Parmi les 48 patients ayant une CV > 5 000 copies, 8 (17 %) sont décédés dans les quatres semaines suivant le switch en 2ème ligne (OR 4.3 [0.97 -19.11]).
En ce qui concerne le croisement du score prédictif d’échec thérapeutique avec les résultats de la charge virale (figure n°2), un score ≥ 5 (20 patients sur 93) était prédictif d’une charge virale supérieure à 40 copies/ml dans 100 % des cas ; alors qu’un score ≥ 6 avait une valeur prédictive positive à 100 % d’un résultat de charge virale ≥ 5 000, correspondant au seuil de passage en deuxième ligne recommandé par l’OMS.
Redoubler d’efforts
La charge virale constitue l’examen biologique de référence de l’échec virologique et le plus à même de guider le clinicien pour le changement d’un traitement ARV.
Lorsque la charge virale n’est pas accessible, particulièrement dans le contexte des pays à ressources limitées, l’aide d’un score prédictif d’échec thérapeutique basé sur des critères cliniques et immunologiques, sous réserve d’études supplémentaires avec un échantillon plus important, peut être un outil de gestion des échecs thérapeutiques. Dans l’étude présentée par Kiuvu and al., un score ≥5 est prédictif à 100 % d’échec virologique (seuil ≥ à 40 cp/ml). L’application de ce score aurait permis d’éviter la réalisation d’une charge virale pour 20 patients en situation d’échec immuno-clinique (21.5 % des cas). Mais une telle étude, où la charge virale n’a d’ailleurs pas été contrôlée par un deuxième prélèvement conformément aux recommandations OMS, montre surtout que près de 80 % des patients en situation d’échec clinique ou immunologique doivent absolument bénéficier du dosage de la charge virale pour décider du passage en deuxième ligne.

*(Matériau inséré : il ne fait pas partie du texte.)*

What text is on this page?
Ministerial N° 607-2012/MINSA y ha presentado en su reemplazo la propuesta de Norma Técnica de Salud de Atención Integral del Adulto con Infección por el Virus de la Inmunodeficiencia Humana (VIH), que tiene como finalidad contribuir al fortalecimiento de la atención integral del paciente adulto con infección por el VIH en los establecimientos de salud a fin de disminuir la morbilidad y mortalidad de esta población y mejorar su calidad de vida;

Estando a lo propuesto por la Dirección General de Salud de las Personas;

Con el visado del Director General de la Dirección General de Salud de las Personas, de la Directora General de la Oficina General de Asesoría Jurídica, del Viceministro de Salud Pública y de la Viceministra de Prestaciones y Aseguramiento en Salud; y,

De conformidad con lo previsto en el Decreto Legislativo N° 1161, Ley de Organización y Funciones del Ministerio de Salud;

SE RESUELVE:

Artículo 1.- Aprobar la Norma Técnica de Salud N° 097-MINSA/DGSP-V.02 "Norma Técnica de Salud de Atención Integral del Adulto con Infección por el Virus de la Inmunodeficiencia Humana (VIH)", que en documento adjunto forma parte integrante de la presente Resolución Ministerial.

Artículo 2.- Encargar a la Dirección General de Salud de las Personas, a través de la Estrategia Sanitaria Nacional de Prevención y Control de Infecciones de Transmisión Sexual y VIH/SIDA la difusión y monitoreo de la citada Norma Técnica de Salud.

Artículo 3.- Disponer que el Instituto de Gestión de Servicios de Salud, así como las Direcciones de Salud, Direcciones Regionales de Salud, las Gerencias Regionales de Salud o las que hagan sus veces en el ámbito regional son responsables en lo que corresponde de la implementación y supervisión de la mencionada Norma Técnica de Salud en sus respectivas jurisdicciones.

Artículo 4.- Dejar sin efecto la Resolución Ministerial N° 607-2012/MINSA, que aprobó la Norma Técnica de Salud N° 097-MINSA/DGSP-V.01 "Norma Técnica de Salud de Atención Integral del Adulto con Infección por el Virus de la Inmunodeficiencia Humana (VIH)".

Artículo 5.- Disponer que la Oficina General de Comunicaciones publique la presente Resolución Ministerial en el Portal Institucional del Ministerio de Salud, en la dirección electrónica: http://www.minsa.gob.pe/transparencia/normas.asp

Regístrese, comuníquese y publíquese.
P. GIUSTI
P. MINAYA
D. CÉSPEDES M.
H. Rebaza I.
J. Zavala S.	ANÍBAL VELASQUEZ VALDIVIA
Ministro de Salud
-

Il est important donc de redoubler les efforts pour rendre l’accès à la charge virale le plus large possible. A terme, cela se concrétisera par la mise au point d’appareils «point of care», par le renforcement des conditions matérielles et financières des laboratoires nationaux et par l’ouverture du marché international de la charge virale à des nouveaux opérateurs.